How sentimental have I become?! I don’t know, maybe life just turned out my mindset and lifestyle to this direction. So much have happened in this month. Good, bad – everything. I now realise how much every single month gives to me. Maybe every single day is a lesson, but when when you think that way is hard to see what have happened to you. When I was trying to imagine this month I saw, imagined this month totally different. It`s right when people say you are planning and someone above you is laughing at you and your plans. And that totally happened to me.
This month, March, is really important and memorable month for me. From my young days this month has meaning to me and with years this meaning has gotten bigger purpose to my growth as a person, young adult. This month has always symbolised me joy, family support, happiness. This is the month that my dad celebrates his birthday, shortly after that, my cousin celebrates his birthday and day after I celebrate my owns. When my parents left me, March was the month they would back, right before my birthday. I remember how I used to count the days till their comeback. Of course when I was younger, back to the teenager days, I was striving for material things, so it was important for me to get the ”amazing,expensive” gifts. Gifts was important for me. And then the last bit from this was family gathering. I used to be really shy as a kid, later-teenager, so family events was not my thing, but I enjoyed to see all these faces that I had missed. Now, when I remember for what I was waiting and how I cherished that time, makes me kinda angry, but on the other hand I can understand why I acted like that. The people who surrounded me was driven by material things and my young head thought that this is the only way to live. Just caring about material things. I used to be so obsessed about it that after getting what I wanted, 5 seconds after unpacking it I would post picture on instagram for everyone to see. It’s funny, because now I have deleted posts on that page and I’m kinda absent from all social media platforms and it just makes me so shameless, like how could I post that?! Maybe that’s a teenager ”thing” to do, but it makes me cringe a little bit, when I found a grown up women’s instagram where all her posts is just the expensive things and all that. I understand the fact, of showing off, but seeing women in her thirties and posting pictures like that constantly is just funny to me. But post, what you want is a free world and do what you like to.

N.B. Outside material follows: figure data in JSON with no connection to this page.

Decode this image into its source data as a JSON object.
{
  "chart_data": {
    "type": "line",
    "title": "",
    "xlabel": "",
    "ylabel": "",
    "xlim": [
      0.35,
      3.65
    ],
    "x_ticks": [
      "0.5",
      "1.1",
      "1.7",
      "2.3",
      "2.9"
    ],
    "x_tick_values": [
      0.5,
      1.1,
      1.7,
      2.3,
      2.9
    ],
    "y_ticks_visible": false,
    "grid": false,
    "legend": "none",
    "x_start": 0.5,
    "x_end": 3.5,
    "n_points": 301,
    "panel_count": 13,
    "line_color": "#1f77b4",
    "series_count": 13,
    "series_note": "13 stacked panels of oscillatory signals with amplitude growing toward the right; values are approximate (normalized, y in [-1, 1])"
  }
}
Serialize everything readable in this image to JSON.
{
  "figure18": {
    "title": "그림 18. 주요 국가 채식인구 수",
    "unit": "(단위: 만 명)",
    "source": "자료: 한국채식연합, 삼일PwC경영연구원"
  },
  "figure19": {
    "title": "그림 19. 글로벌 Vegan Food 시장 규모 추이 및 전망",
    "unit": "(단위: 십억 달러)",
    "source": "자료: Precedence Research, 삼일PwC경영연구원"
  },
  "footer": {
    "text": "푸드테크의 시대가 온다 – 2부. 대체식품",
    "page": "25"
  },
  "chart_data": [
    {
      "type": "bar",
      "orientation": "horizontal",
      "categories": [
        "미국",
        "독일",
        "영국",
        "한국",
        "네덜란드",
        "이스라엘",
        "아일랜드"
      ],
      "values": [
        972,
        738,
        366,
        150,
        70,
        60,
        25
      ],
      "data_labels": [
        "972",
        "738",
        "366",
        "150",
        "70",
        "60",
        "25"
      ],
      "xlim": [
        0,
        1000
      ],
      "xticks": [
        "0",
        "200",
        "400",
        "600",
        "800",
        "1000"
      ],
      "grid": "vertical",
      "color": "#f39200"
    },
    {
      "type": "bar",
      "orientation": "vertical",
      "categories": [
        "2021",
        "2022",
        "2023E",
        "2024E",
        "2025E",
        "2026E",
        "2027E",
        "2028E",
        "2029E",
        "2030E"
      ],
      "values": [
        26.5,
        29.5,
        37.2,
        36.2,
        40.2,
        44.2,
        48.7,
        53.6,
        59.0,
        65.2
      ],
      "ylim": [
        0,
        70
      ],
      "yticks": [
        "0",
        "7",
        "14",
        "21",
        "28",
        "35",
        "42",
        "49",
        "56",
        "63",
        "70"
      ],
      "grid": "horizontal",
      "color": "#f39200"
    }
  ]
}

Can’t believe that this month is over. Remember the start of this. That was a struggle. I was anxious and depressed a lot, just because I couldn’t except the fact that I didn’t reached the goals I was aiming for. It was hard for me to understand and just live with it. I felt bad in every possible way, but somehow I managed to change this mindset. I spent a lot of my time in library, studying like a crazy person. I was not loving myself the way I had to. And then, my grandmothers sister, my aunt, passed away. The aunt that I will always remember with smile, the one that I was not scared to be around. I didn’t thought that this day would happen so soon, just 4 years after my grandmother passed away. I did not spent a lot of time with her, but when I did it felt like I was with my grandmother in some kind a way. Me and my grandmother did not have a close relationship, maybe I was too young and too stupid, or maybe the connection between us was just not there, so being and spending time, even not that much, with my grandmothers sister was a strange thread between me and my grandmother. Things like that, shakes your mind a lot. It can put your priorities in a new way just after that. You can look at the world in a different way. And you can remember to cherish moments that you even hate, because everything in this world is temporary. Everything. Starting from all these material things that as a teenager I have dreamed and ending with life, all of this is just a matter of time and all of that does not belong to us. Things happen that we couldn’t imagined, but that’s how life goes.